Jenna, chair of the Ashland County Land Information Committee, outlined major systems work the office completed and continues to maintain. "We went live with the joint PSAP in July," she said, adding that the Motorola CAD system also went live the same day and brought a steep learning curve for staff and dispatchers.
Jenna said staff have been working with Bayfield County and vendors to align spatial data and records, and that the county is participating in state ESINET/NextGen 9-1-1 data submissions with help from DMA grant-funded contractor DATAMARK and Geocom. "We're taking our data, sharing it out to the state for their new 9-1-1 system called the ESINET," she said.

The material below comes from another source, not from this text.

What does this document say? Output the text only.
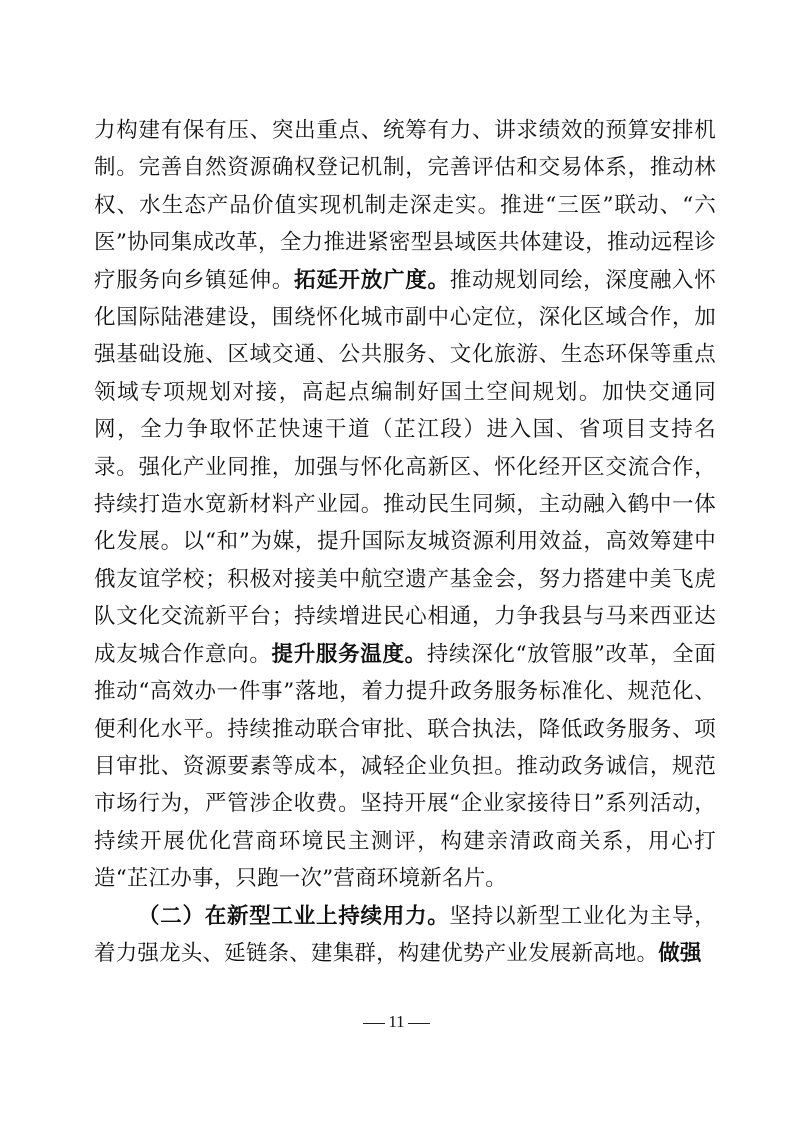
力构建有保有压、突出重点、统筹有力、讲求绩效的预算安排机制。完善自然资源确权登记机制，完善评估和交易体系，推动林权、水生态产品价值实现机制走深走实。推进“三医”联动、“六医”协同集成改革，全力推进紧密型县域医共体建设，推动远程诊疗服务向乡镇延伸。拓延开放广度。推动规划同绘，深度融入怀化国际陆港建设，围绕怀化城市副中心定位，深化区域合作，加强基础设施、区域交通、公共服务、文化旅游、生态环保等重点领域专项规划对接，高起点编制好国土空间规划。加快交通同网，全力争取怀芷快速干道（芷江段）进入国、省项目支持名录。强化产业同推，加强与怀化高新区、怀化经开区交流合作，持续打造水宽新材料产业园。推动民生同频，主动融入鹤中一体化发展。以“和”为媒，提升国际友城资源利用效益，高效筹建中俄友谊学校；积极对接美中航空遗产基金会，努力搭建中美飞虎队文化交流新平台；持续增进民心相通，力争我县与马来西亚达成友城合作意向。提升服务温度。持续深化“放管服”改革，全面推动“高效办一件事”落地，着力提升政务服务标准化、规范化、便利化水平。持续推动联合审批、联合执法，降低政务服务、项目审批、资源要素等成本，减轻企业负担。推动政务诚信，规范市场行为，严管涉企收费。坚持开展“企业家接待日”系列活动，持续开展优化营商环境民主测评，构建亲清政商关系，用心打造“芷江办事，只跑一次”营商环境新名片。

（二）在新型工业上持续用力。坚持以新型工业化为主导，着力强龙头、延链条、建集群，构建优势产业发展新高地。做强

11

Operational milestones included weekly automated tax-roll/GIS merges that update the web map every Friday night, releasing tie sheets free to the public after nearly five years of work, and adding voting districts as an optional layer. Jenna said departmental GIS uptake is increasing — Highway and Land Conservation have begun using county ArcGIS Online accounts for data collection and internal maps — and staff will meet with departmental leads in January to ensure continued support.
Committee members asked whether any bugs persisted after consolidation and migration. Jenna said the physical consolidation (dispatch to Bayfield) went smoothly; the bulk of challenges were adapting to the new CAD system. She said regular coordination calls with Motorola shifted from biweekly to monthly as issues were resolved.
Why it matters: the PSAP/CAD migration and improved GIS data sharing affect emergency dispatch accuracy and county mapping services used by departments, surveyors, and the public.